13. Break Into Three
With nothing else to lose, the protagonist suddenly gains a surge of determination, giving them the strength to push the story into act three.
In response to San, Ashitaka says "Nothing is over. The two of us are still alive." Alluding to the theme stated back in act one, Ashitaka realizes that he and San, as long as they are alive and willing, can attempt to rise up to whatever challenge is thrown at them.
Pooling together everything they have experienced and learned throughout their journey, the protagonist finally achieves victory.
Catching up with those who planned on selling the decapitated head of the Forest Spirit to the Emperor (who thinks it grants immortality) San and Ashitaka return the head. Although they are too late and the Forest Spirit dies from being separated from its head for too long, its death triggers the growth of grass and saplings among the scarred landscape.
15. Final Image
The last visual before the credits, the final image is different than the opening in order to signal dramatic change has occurred.

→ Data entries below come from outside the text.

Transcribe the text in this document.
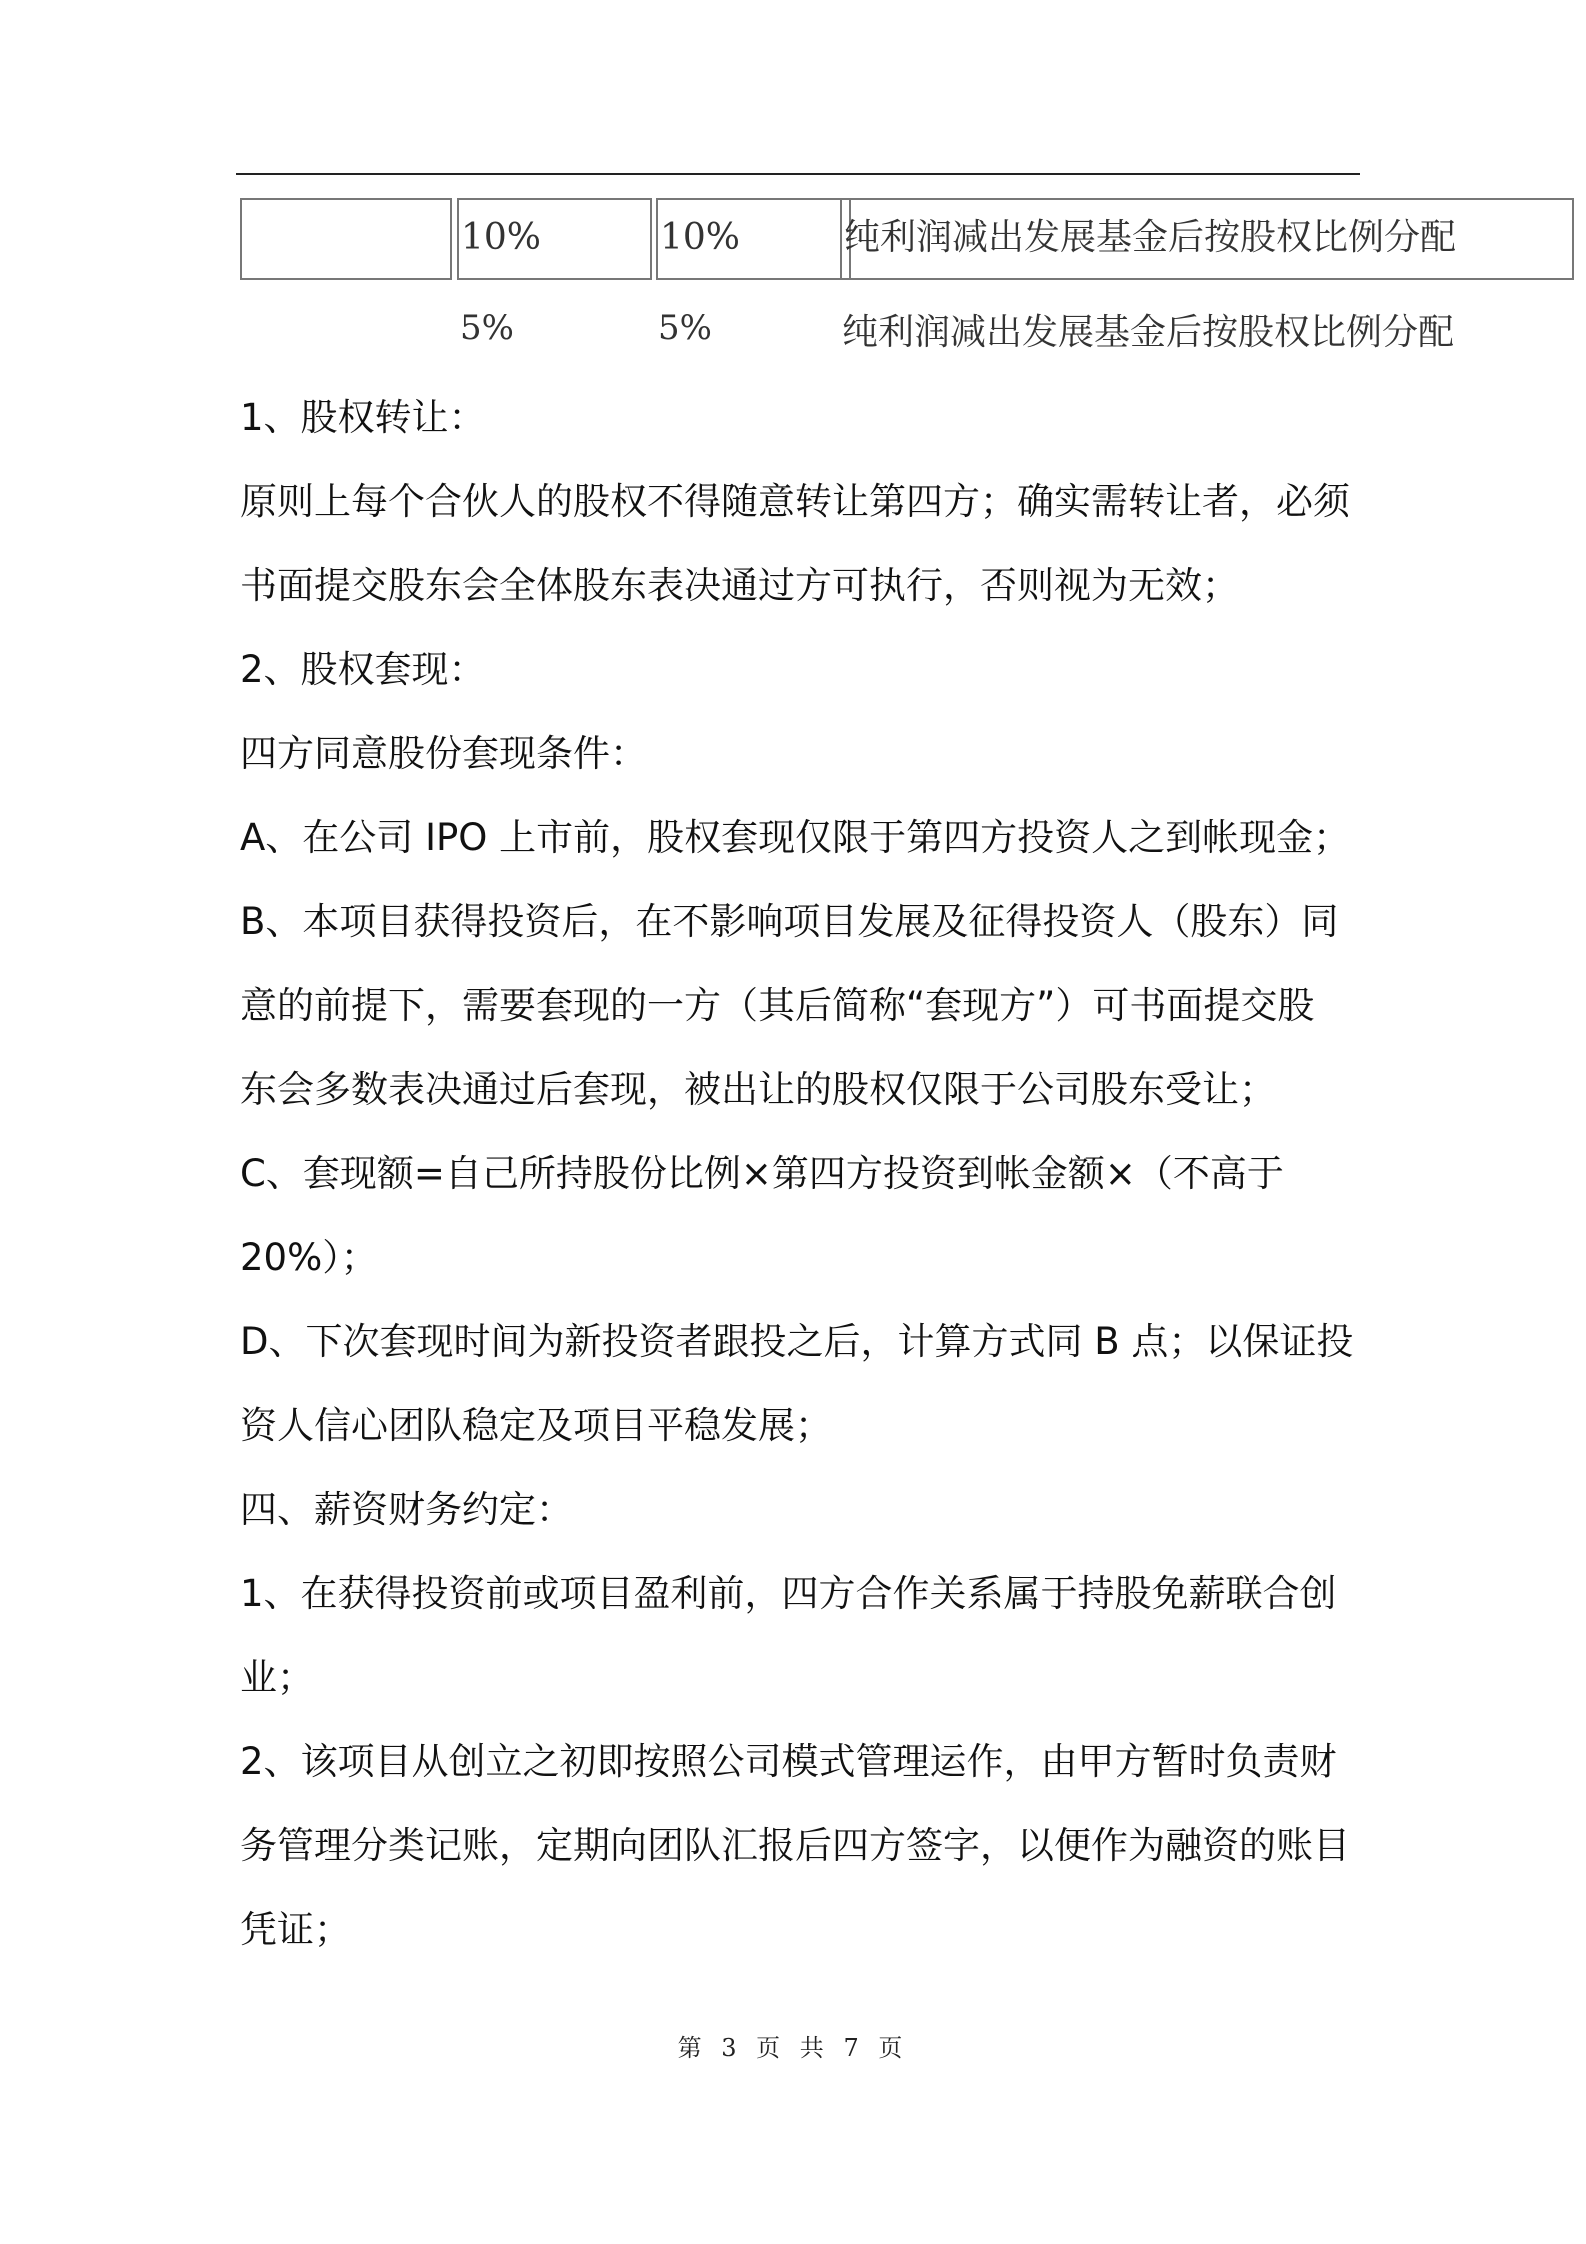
10%	10%	纯利润减出发展基金后按股权比例分配
5%	5%	纯利润减出发展基金后按股权比例分配

1、股权转让：

原则上每个合伙人的股权不得随意转让第四方；确实需转让者，必须

书面提交股东会全体股东表决通过方可执行，否则视为无效；

2、股权套现：

四方同意股份套现条件：

A、在公司 IPO 上市前，股权套现仅限于第四方投资人之到帐现金；

B、本项目获得投资后，在不影响项目发展及征得投资人（股东）同

意的前提下，需要套现的一方（其后简称“套现方”）可书面提交股

东会多数表决通过后套现，被出让的股权仅限于公司股东受让；

C、套现额=自己所持股份比例×第四方投资到帐金额×（不高于

20%）；

D、下次套现时间为新投资者跟投之后，计算方式同 B 点；以保证投

资人信心团队稳定及项目平稳发展；

四、薪资财务约定：

1、在获得投资前或项目盈利前，四方合作关系属于持股免薪联合创

业；

2、该项目从创立之初即按照公司模式管理运作，由甲方暂时负责财

务管理分类记账，定期向团队汇报后四方签字，以便作为融资的账目

凭证；

第 3 页 共 7 页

While it is no longer the thick and full forest which was shown at the beginning, the sight of saplings among the remains of the previous forest instill emotions of hope and optimism.
A really well-crafted piece, Princess Mononoke gets many things right, and among its long list of masterful achievements is its structure. Recently released on blu-ray, along with many other Studio Ghibli films, I highly recommend checking this one out, as it is fairly available at places such as Best Buy and Amazon.